Latency, load, and the craft of making fast feel stable

There is a useful distinction between low latency and stable latency. Low latency can be a benchmark artifact. Stable latency is a property of the system under variation. It accounts for queue behavior, cache misses, dependency slowdown, and the cost of state transitions that only appear under pressure.

In high-concurrency paths, response time is often shaped less by raw compute and more by contention management. If too many requests compete for the same inventory state, the question stops being “How fast is the endpoint?” and becomes “Where is this system allowed to say not yet?”

Latency is a systems property

I tend to think about latency as the visible surface of a deeper behavior model:

Concurrency control decides whether work proceeds, waits, or fails.
Queues decide how burst traffic is absorbed or deferred.
Caches decide whether repeated requests hit memory, storage, or coordination cost.
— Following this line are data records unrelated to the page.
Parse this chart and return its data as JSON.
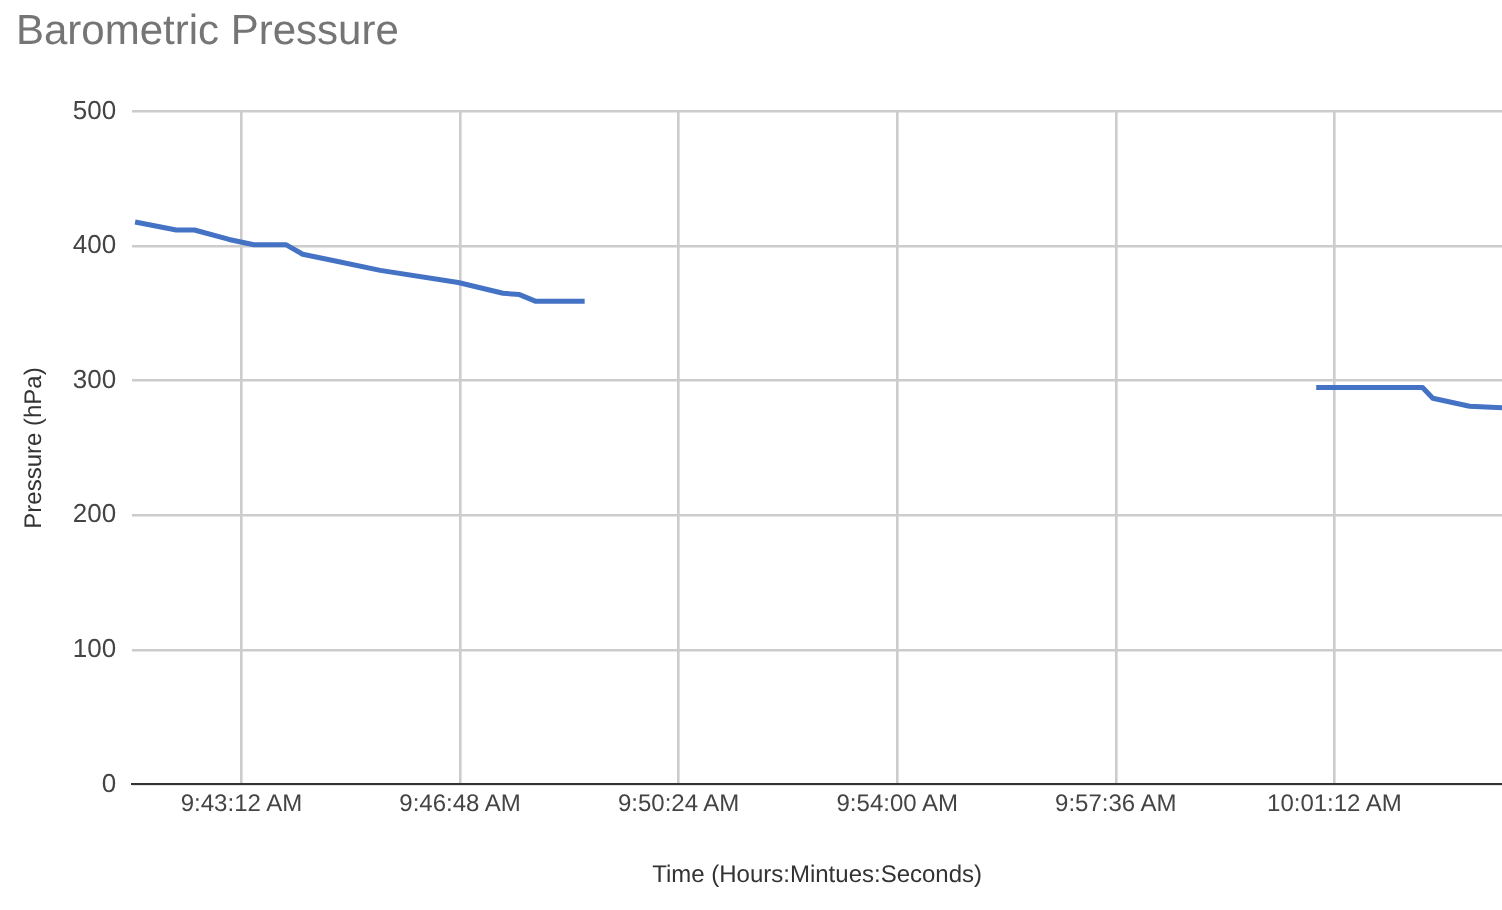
{
  "chart_data": {
    "type": "line",
    "title": "Barometric Pressure",
    "xlabel": "Time (Hours:Mintues:Seconds)",
    "ylabel": "Pressure (hPa)",
    "x": [
      9.6908,
      9.7021,
      9.7071,
      9.7166,
      9.7234,
      9.7323,
      9.7368,
      9.7458,
      9.7581,
      9.7795,
      9.7918,
      9.7963,
      9.8008,
      9.8142,
      9.9,
      10.015,
      10.0442,
      10.047,
      10.0571,
      10.066
    ],
    "series": [
      {
        "color": "#4472c4",
        "values": [
          418,
          412,
          412,
          405,
          401,
          401,
          394,
          389,
          382,
          373,
          365,
          364,
          359,
          359,
          null,
          295,
          295,
          287,
          281,
          280
        ]
      }
    ],
    "xlim": [
      9.69,
      10.066
    ],
    "xticks": [
      {
        "value": 9.72,
        "label": "9:43:12 AM"
      },
      {
        "value": 9.78,
        "label": "9:46:48 AM"
      },
      {
        "value": 9.84,
        "label": "9:50:24 AM"
      },
      {
        "value": 9.9,
        "label": "9:54:00 AM"
      },
      {
        "value": 9.96,
        "label": "9:57:36 AM"
      },
      {
        "value": 10.02,
        "label": "10:01:12 AM"
      }
    ],
    "ylim": [
      0,
      500
    ],
    "yticks": [
      0,
      100,
      200,
      300,
      400,
      500
    ],
    "grid": true,
    "marker": "none",
    "line_style": "solid"
  }
}
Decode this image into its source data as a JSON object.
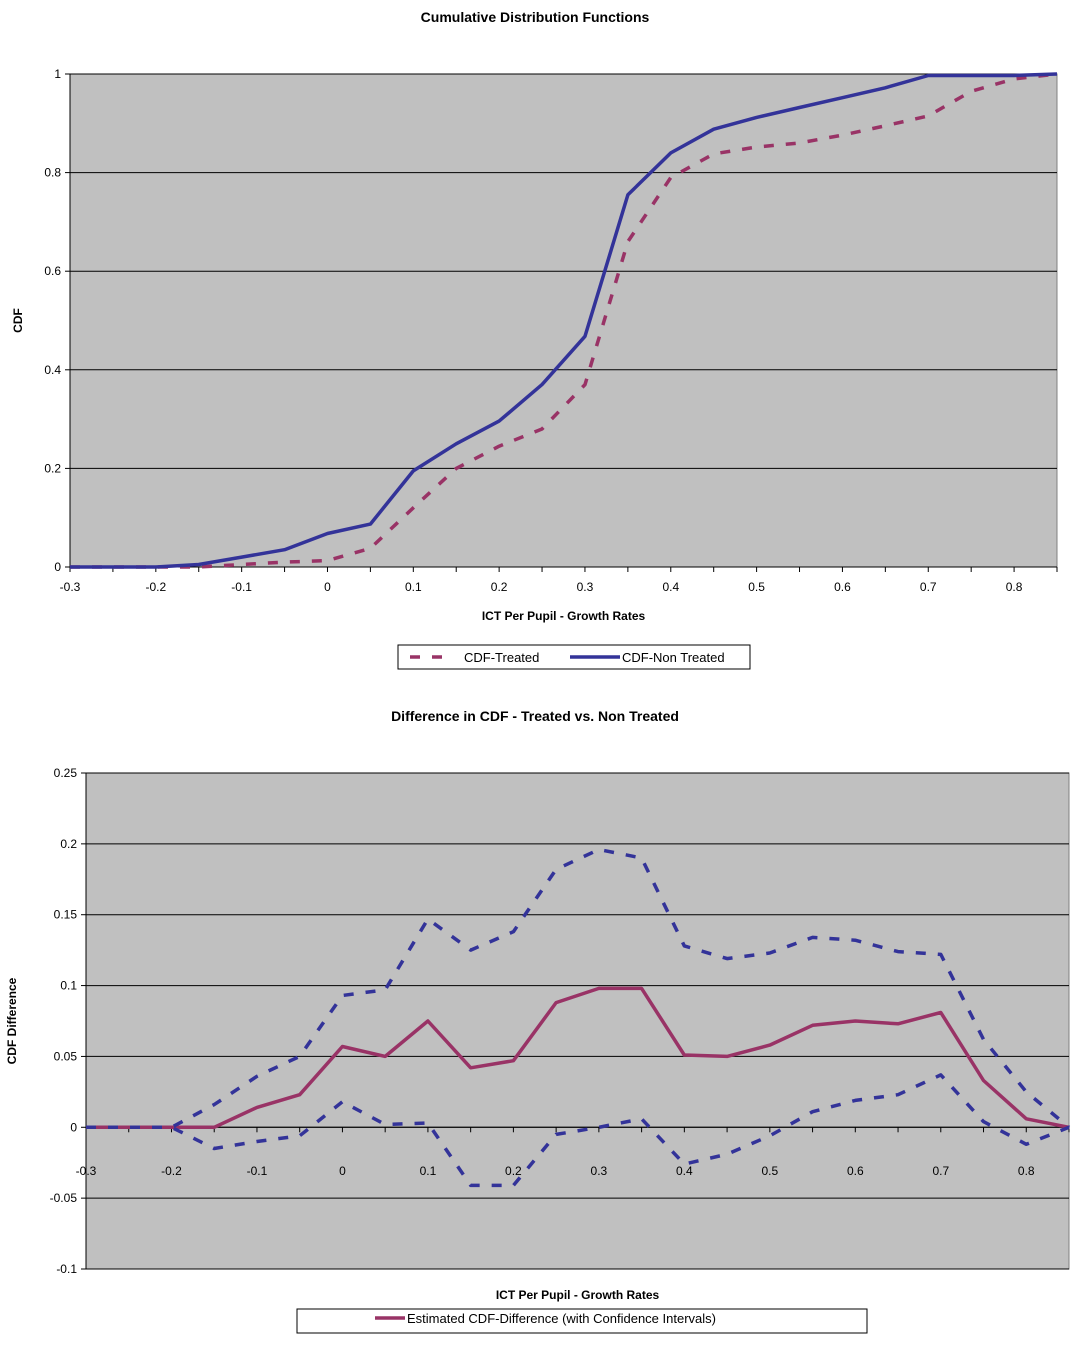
{
  "colors": {
    "plot_bg": "#c0c0c0",
    "treated": "#993366",
    "non_treated": "#333399",
    "difference": "#993366",
    "ci": "#333399"
  },
  "chart_data": [
    {
      "type": "line",
      "title": "Cumulative Distribution Functions",
      "xlabel": "ICT Per Pupil - Growth Rates",
      "ylabel": "CDF",
      "xlim": [
        -0.3,
        0.85
      ],
      "ylim": [
        0,
        1
      ],
      "y_ticks": [
        "0",
        "0.2",
        "0.4",
        "0.6",
        "0.8",
        "1"
      ],
      "x_ticks": [
        "-0.3",
        "-0.2",
        "-0.1",
        "0",
        "0.1",
        "0.2",
        "0.3",
        "0.4",
        "0.5",
        "0.6",
        "0.7",
        "0.8"
      ],
      "grid": true,
      "legend": "bottom",
      "x": [
        -0.3,
        -0.25,
        -0.2,
        -0.15,
        -0.1,
        -0.05,
        0,
        0.05,
        0.1,
        0.15,
        0.2,
        0.25,
        0.3,
        0.35,
        0.4,
        0.45,
        0.5,
        0.55,
        0.6,
        0.65,
        0.7,
        0.75,
        0.8,
        0.85
      ],
      "series": [
        {
          "name": "CDF-Treated",
          "style": "dashed",
          "values": [
            0,
            0,
            0,
            0,
            0.005,
            0.01,
            0.013,
            0.038,
            0.12,
            0.2,
            0.245,
            0.28,
            0.37,
            0.66,
            0.79,
            0.838,
            0.852,
            0.86,
            0.876,
            0.895,
            0.915,
            0.965,
            0.99,
            1.0
          ]
        },
        {
          "name": "CDF-Non Treated",
          "style": "solid",
          "values": [
            0,
            0,
            0,
            0.005,
            0.02,
            0.035,
            0.068,
            0.087,
            0.195,
            0.25,
            0.296,
            0.37,
            0.468,
            0.755,
            0.84,
            0.888,
            0.912,
            0.932,
            0.952,
            0.972,
            0.997,
            0.997,
            0.997,
            1.0
          ]
        }
      ]
    },
    {
      "type": "line",
      "title": "Difference in CDF - Treated vs. Non Treated",
      "xlabel": "ICT Per Pupil - Growth Rates",
      "ylabel": "CDF Difference",
      "xlim": [
        -0.3,
        0.85
      ],
      "ylim": [
        -0.1,
        0.25
      ],
      "y_ticks": [
        "-0.1",
        "-0.05",
        "0",
        "0.05",
        "0.1",
        "0.15",
        "0.2",
        "0.25"
      ],
      "x_ticks": [
        "-0.3",
        "-0.2",
        "-0.1",
        "0",
        "0.1",
        "0.2",
        "0.3",
        "0.4",
        "0.5",
        "0.6",
        "0.7",
        "0.8"
      ],
      "grid": true,
      "legend": "bottom",
      "legend_entries": [
        "Estimated CDF-Difference (with Confidence Intervals)"
      ],
      "x": [
        -0.3,
        -0.25,
        -0.2,
        -0.15,
        -0.1,
        -0.05,
        0,
        0.05,
        0.1,
        0.15,
        0.2,
        0.25,
        0.3,
        0.35,
        0.4,
        0.45,
        0.5,
        0.55,
        0.6,
        0.65,
        0.7,
        0.75,
        0.8,
        0.85
      ],
      "series": [
        {
          "name": "Estimated CDF-Difference (with Confidence Intervals)",
          "style": "solid",
          "values": [
            0,
            0,
            0,
            0,
            0.014,
            0.023,
            0.057,
            0.05,
            0.075,
            0.042,
            0.047,
            0.088,
            0.098,
            0.098,
            0.051,
            0.05,
            0.058,
            0.072,
            0.075,
            0.073,
            0.081,
            0.033,
            0.006,
            0
          ]
        },
        {
          "role": "upper-ci",
          "style": "dashed",
          "values": [
            0,
            0,
            0,
            0.016,
            0.036,
            0.05,
            0.093,
            0.097,
            0.147,
            0.125,
            0.138,
            0.182,
            0.196,
            0.19,
            0.128,
            0.119,
            0.123,
            0.134,
            0.132,
            0.124,
            0.122,
            0.062,
            0.025,
            0
          ]
        },
        {
          "role": "lower-ci",
          "style": "dashed",
          "values": [
            0,
            0,
            0,
            -0.015,
            -0.01,
            -0.006,
            0.018,
            0.002,
            0.003,
            -0.041,
            -0.041,
            -0.005,
            0,
            0.006,
            -0.026,
            -0.019,
            -0.006,
            0.011,
            0.019,
            0.023,
            0.037,
            0.004,
            -0.012,
            0
          ]
        }
      ]
    }
  ]
}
Once you look at the system this way, latency optimization becomes less about shaving milliseconds in isolation and more about shaping how the system behaves when demand stops being smooth.

Stable feels faster than fast

Users experience consistency before they experience theoretical peak performance. A system that responds in 50ms most of the time and then collapses unpredictably at peak traffic does not feel fast. It feels unreliable. A system that stays within an expected response envelope, even while shedding or sequencing work, feels much better in practice.

That is why I care about pressure paths as much as happy paths. Good performance work is not just about speed. It is about preserving confidence in how the system behaves when the load is real.